Libération, 1er septembre 1990, par Jacques Durand
Juan Belmonte, la forge de la nuit
Qu’est-ce qu’il faut faire pour devenir le torero le plus génial du siècle, pour révolutionner les canons de la tauromachie et avoir sa statue au cœur crevé sous le restaurant El Faro, Calle Betis face à la maestranza de Séville ? Que faut-il faire en un mot pour être Juan Belmonte ?
Les voyous de San Jacinto
Il faut grandir comme une herbe folle dans la Séville pauvre, féroce et verrouillée de la « belle époque » et se cogner aux angles d’un réel ténébreux et inquiétant comme un taureau qui souffle la nuit dans les pâturages de la Tablada. Si l’on suit Juan Belmonte, dont la passionnante biographie dictée en 1935 par le torero à Manuel Chaves Nogales vient d’être publiée aux Éditions Verdier, il faut faire les quatre cents coups et se forcer, alors qu’on est tout gamin et qu’une trouille bleue vous plombe les pattes, à traverser une rue noire où un pauvre type vient juste de se pendre. Il faut continuer à jouer aux billes le jour de l’enterrement de sa mère et, faute de trouver des lions à Triana, vouloir filer en Afrique et s’arrêter à Cadix, parce que le monde extérieur est torride, ou dur, bien loin des feuilletons à une peseta qu’on dévore avec les copains de l’Alpozano. Mais on s’arrête à Cadix peut-être aussi parce que, entre Lebrija et Jerez, la nuit, on a croisé l’aventure c’est-à-dire un jeune taureau qui montrait ses cornes à la Lune et qu’on se met tout naturellement « à coller la demi-véronique aux angles des maisons, aux curés, à l’étoile du matin ».

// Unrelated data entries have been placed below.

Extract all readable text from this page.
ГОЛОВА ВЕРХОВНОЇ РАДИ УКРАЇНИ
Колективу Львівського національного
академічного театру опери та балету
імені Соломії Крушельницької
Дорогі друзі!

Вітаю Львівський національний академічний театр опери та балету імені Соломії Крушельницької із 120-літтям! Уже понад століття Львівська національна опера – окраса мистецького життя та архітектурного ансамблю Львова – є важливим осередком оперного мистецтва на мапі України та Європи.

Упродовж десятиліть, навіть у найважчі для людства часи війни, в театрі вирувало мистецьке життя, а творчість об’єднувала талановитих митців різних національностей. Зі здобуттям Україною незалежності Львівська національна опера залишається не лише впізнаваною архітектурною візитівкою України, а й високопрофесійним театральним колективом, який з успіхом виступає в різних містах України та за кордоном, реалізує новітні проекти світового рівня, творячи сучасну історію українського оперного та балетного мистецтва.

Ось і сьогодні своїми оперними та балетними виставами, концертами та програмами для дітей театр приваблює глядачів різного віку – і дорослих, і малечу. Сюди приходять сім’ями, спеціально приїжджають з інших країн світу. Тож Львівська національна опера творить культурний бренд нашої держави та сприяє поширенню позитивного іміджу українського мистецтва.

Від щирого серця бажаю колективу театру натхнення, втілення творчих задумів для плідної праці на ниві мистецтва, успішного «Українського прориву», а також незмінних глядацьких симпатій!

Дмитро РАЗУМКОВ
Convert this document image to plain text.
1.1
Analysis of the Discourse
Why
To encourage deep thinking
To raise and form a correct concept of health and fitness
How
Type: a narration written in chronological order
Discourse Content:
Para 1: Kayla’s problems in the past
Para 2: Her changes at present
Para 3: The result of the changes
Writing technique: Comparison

L’enfance de Belmonte ressemble un peu, le catéchisme et les Ardennes en moins, à celle ruminée, farouche et dissidente de Rimbaud. Pour devenir torero, il faut imaginer qu’on l’est, se faire terriblement égoïste et se dérégler. Belmonte adolescent ne lève pas le petit doigt lorsque le pauvre petit commerce de son père quincaillier se casse la figure et que ses frères sont placés un temps à l’Assistance publique. Lui traîne égoïstement la savate en se mêlant à sa « vraie famille » : les petits voyous désespérés de la buvette San Jacinto. Des « voyous désespérés ? », oui, mais surtout des « anarchistes de la tauromachie ». Ils négligent fièrement le milieu des imprésarios sévillans qui sirotent l’anis Del Mono dans les fauteuils des « casinos » de la Callo Sierpes en jonglant hautainement avec les apprentis toreros. Ils méprisent royalement les deux toreros vedettes de l’époque : Machaquito et Bombita. Non. Leur idole à eux, les petites frappes de San Jacinto, c’est un torero presque sourd, quasiment muet, pathétique et convulsif : Antonio Montes. Le tragique de Montes, qui annonce dans son originalité le toreo de bras et non plus de jambes que sera Belmonte, va trouver sa consécration dans une fin apocalyptique.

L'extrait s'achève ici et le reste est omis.